Из этого следует, что в человеческой жизни закон преодолен только там и постольку, где и поскольку он замещен свободным действием благодати. Где этого нет — а по определению этого именно нет «в мире» (идет ли речь о мире, внешнем нашей душе, или о мирских силах, властвующих над нашей собственной душой), — там вступает в свои права обязательная для нас сила закона. При этом закон правовой или государственный, так же, как и закон в форме обычая, правил добропорядочности, добрых нравов и т. п., — есть лишь вторичное, неадекватное, обремененное всем несовершенством человеческой субъективности отражение закона нравственного, или — что то же — «естественного права», т. е. того порядка, который при данных конкретных условиях необходим, чтобы оградить жизнь от зла и обеспечить ей наиболее благоприятные условия. Этот закон, в качестве совокупности «правил поведения», имеет, с одной стороны, характер строгих, незыблемых правил, нарушение которых недопустимо и есть зло или грех; и, с другой стороны, эти общие правила именно вследствие своей абстрактной общности оказываются недостаточными, чтобы достигнуть в каждом данном конкретном случае своей цели, — именно живой правды, и могут даже вступать в конфликт одно с другим. Поэтому нравственная активность в мире определяется в конечном итоге, как мы уже видели, неким нравственным тактом, — живым чутьем того, какой именно закон, в какой форме и в какой мере может и должен быть применен в данном конкретном случае, чтобы была подлинно достигнута общая цель закона — противоборство злу мира, — или, точнее, какой именно нравственный акт, какое конкретное нравственное решение и действие при данных конкретных условиях соответствует этой общей цели закона. Как мы уже видели, ввиду непреодолимости до конца мирового зла именно этот здоровый нравственный такт вынуждает человека терпеть меньший грех — а иногда и совершать меньший грех, — чтобы преодолеть грех больший.

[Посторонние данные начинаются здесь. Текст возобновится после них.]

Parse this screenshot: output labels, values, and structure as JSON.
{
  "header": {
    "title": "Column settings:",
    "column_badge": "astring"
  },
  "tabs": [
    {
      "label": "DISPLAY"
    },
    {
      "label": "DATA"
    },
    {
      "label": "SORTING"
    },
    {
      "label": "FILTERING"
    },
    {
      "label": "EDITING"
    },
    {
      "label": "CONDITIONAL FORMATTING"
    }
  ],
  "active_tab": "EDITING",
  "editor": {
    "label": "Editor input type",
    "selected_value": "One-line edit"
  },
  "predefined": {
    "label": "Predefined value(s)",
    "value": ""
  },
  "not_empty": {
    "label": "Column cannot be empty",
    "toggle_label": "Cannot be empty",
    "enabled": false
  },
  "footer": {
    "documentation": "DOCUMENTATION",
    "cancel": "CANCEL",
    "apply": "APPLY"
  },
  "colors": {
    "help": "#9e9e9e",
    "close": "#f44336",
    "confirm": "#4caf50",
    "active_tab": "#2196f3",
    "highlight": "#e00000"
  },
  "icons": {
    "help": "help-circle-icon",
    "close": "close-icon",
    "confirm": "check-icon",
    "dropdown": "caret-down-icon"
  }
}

Но из сказанного нами окончательно уясняется, почему эта установка, которую можно в известном смысле обозначить как позицию морального компромисса и которая практически неизбежна в нашей ответственной нравственной активности в мире, не совпадает с безнравственным правилом «цель оправдывает средства». Ибо лишь поскольку нравственное требование и нравственная оценка касается непосредственно действий, человек может (по выше разъясненным моральным мотивам) быть поставлен в необходимость совершать действия греховные, т. е. идущие вразрез со священными и общеобязательными общими нормами нравственного закона. Но так как сущностная христианская мораль, как мы только что видели, вообще не касается действий, а определяет строй духовного бытия человека, то немыслимы вообще никакие конкретные положения, которые вынуждали бы человека нарушить эти сущностные заветы правды и оправдывали бы их нарушение; наоборот, они должны и могут оставаться абсолютно ненарушимыми даже при необходимости нарушить нормы «естественного права», т. е. нормы действий. Вернемся снова к уже приведенному примеру. Веление «не убий» есть одно из самых священных, основоположных норм морали как «естественного права», как закона поведения; и все же есть, как мы видели, случаи, когда христианин, по моральным мотивам, вынужден взять на свою совесть этот грех. Но завет «люби ближнего, как самого себя», будучи наставлением о содержании или строе христианского бытия, остается при всех жизненных положениях, при всех требованиях, вытекающих из задачи нравственной активности в мире, абсолютно ненарушимым. Его нарушение не может быть оправдано никакой практической необходимостью; оно всегда остается лишь выражением греховности или нравственной немощи человека.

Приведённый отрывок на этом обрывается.